By Michael J. McHugh, Esq. and Teresa S. Cole, Esq.
When a partner with Gender Dysphoria shares that information with their spouse, not always, but frequently, a divorce will follow. In such cases, the best process by far for the couple is the Collaborative Process.
Several aspects of the Collaborative Process are especially well suited to cases where one spouse is transitioning. First and foremost is the supportive team of mental health professionals who can help both clients navigate their new circumstances. While the transgender spouse has likely gone through a long path of self-acceptance before telling the cisgender spouse of their Gender Dysphoria, the cisgender spouse may be questioning the entire marriage and everything they thought they knew about their spouse, all the while trying to absorb and process the enormity of the changes ahead. Even if the cisgender spouse is accepting of their spouse’s newly revealed gender identity, they may have substantial concerns regarding the children. In these cases, the use of a coach and a child specialist to help both spouses address these issues in a safe setting has no parallel in any other process.
A second aspect of the Collaborative Process that works especially well in these cases is the strict confidentiality with which all information is treated.
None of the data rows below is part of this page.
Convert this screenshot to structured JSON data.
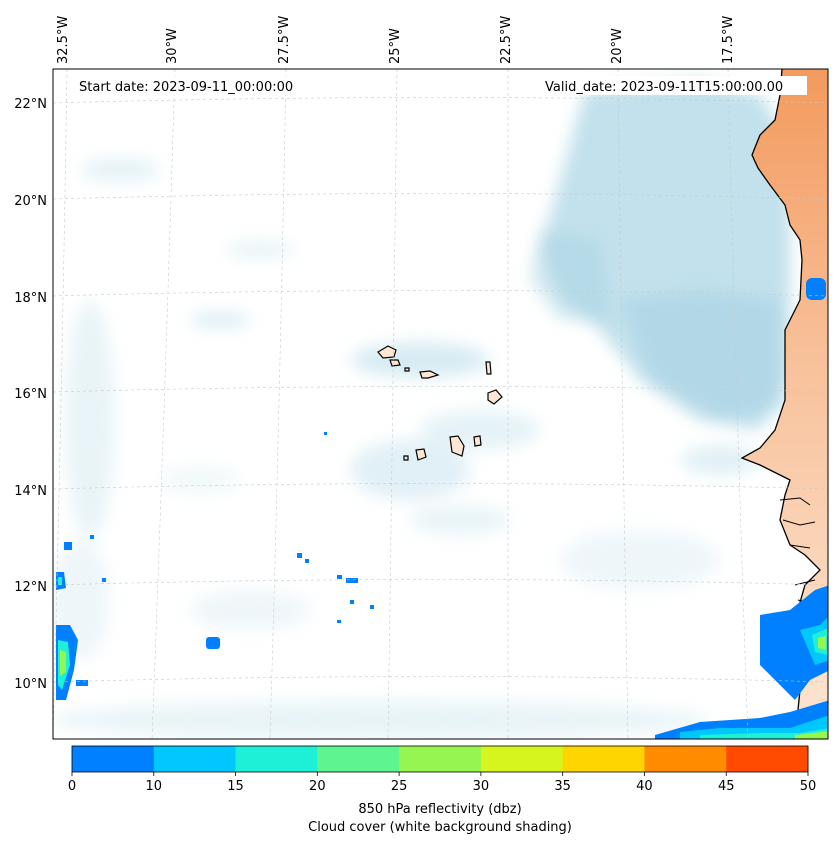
{
  "map": {
    "start_date_text": "Start date: 2023-09-11_00:00:00",
    "valid_date_text": "Valid_date: 2023-09-11T15:00:00.00",
    "longitude_labels": [
      "32.5°W",
      "30°W",
      "27.5°W",
      "25°W",
      "22.5°W",
      "20°W",
      "17.5°W"
    ],
    "latitude_labels": [
      "22°N",
      "20°N",
      "18°N",
      "16°N",
      "14°N",
      "12°N",
      "10°N"
    ],
    "colorbar": {
      "ticks": [
        "0",
        "10",
        "15",
        "20",
        "25",
        "30",
        "35",
        "40",
        "45",
        "50"
      ],
      "colors": [
        "#0080ff",
        "#00c8ff",
        "#1ef0d8",
        "#5cf590",
        "#96f550",
        "#d6f51e",
        "#ffd500",
        "#ff8c00",
        "#ff4a00"
      ],
      "label": "850 hPa reflectivity (dbz)",
      "sublabel": "Cloud cover (white background shading)"
    },
    "cloud_color": "#a8d4e4",
    "land_color": "#f6a06a"
  }
}
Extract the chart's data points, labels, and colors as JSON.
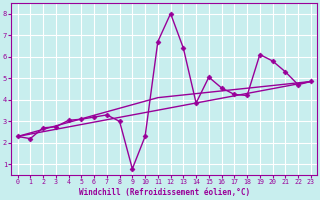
{
  "title": "",
  "xlabel": "Windchill (Refroidissement éolien,°C)",
  "ylabel": "",
  "xlim": [
    -0.5,
    23.5
  ],
  "ylim": [
    0.5,
    8.5
  ],
  "xticks": [
    0,
    1,
    2,
    3,
    4,
    5,
    6,
    7,
    8,
    9,
    10,
    11,
    12,
    13,
    14,
    15,
    16,
    17,
    18,
    19,
    20,
    21,
    22,
    23
  ],
  "yticks": [
    1,
    2,
    3,
    4,
    5,
    6,
    7,
    8
  ],
  "background_color": "#c8eeee",
  "grid_color": "#aadddd",
  "line_color": "#990099",
  "series1_x": [
    0,
    1,
    2,
    3,
    4,
    5,
    6,
    7,
    8,
    9,
    10,
    11,
    12,
    13,
    14,
    15,
    16,
    17,
    18,
    19,
    20,
    21,
    22,
    23
  ],
  "series1_y": [
    2.3,
    2.2,
    2.7,
    2.75,
    3.05,
    3.1,
    3.2,
    3.3,
    3.0,
    0.8,
    2.3,
    6.7,
    8.0,
    6.4,
    3.85,
    5.05,
    4.55,
    4.25,
    4.2,
    6.1,
    5.8,
    5.3,
    4.7,
    4.85
  ],
  "series2_x": [
    0,
    23
  ],
  "series2_y": [
    2.3,
    4.85
  ],
  "series3_x": [
    0,
    11,
    23
  ],
  "series3_y": [
    2.3,
    4.1,
    4.85
  ],
  "marker": "D",
  "markersize": 2.5,
  "linewidth": 1.0
}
Both the transgender and cisgender spouse have substantial concerns about what information is shared with outside parties, both from a professional and a personal standpoint, and knowing that the parties are in full control of all sensitive information provides the safe setting they need in order to discuss issues that are of greatest importance to their family.
Finally, all Clients in the Collaborative Process are treated with the utmost respect in an atmosphere that is free of threats, intimidation, and micro-aggressions; Clients deserve the right to have their concerns heard, and to be addressed by their preferred names and pronouns. For these reasons, and many more, the Collaborative Process is the best process for any couple where one of the clients is transitioning.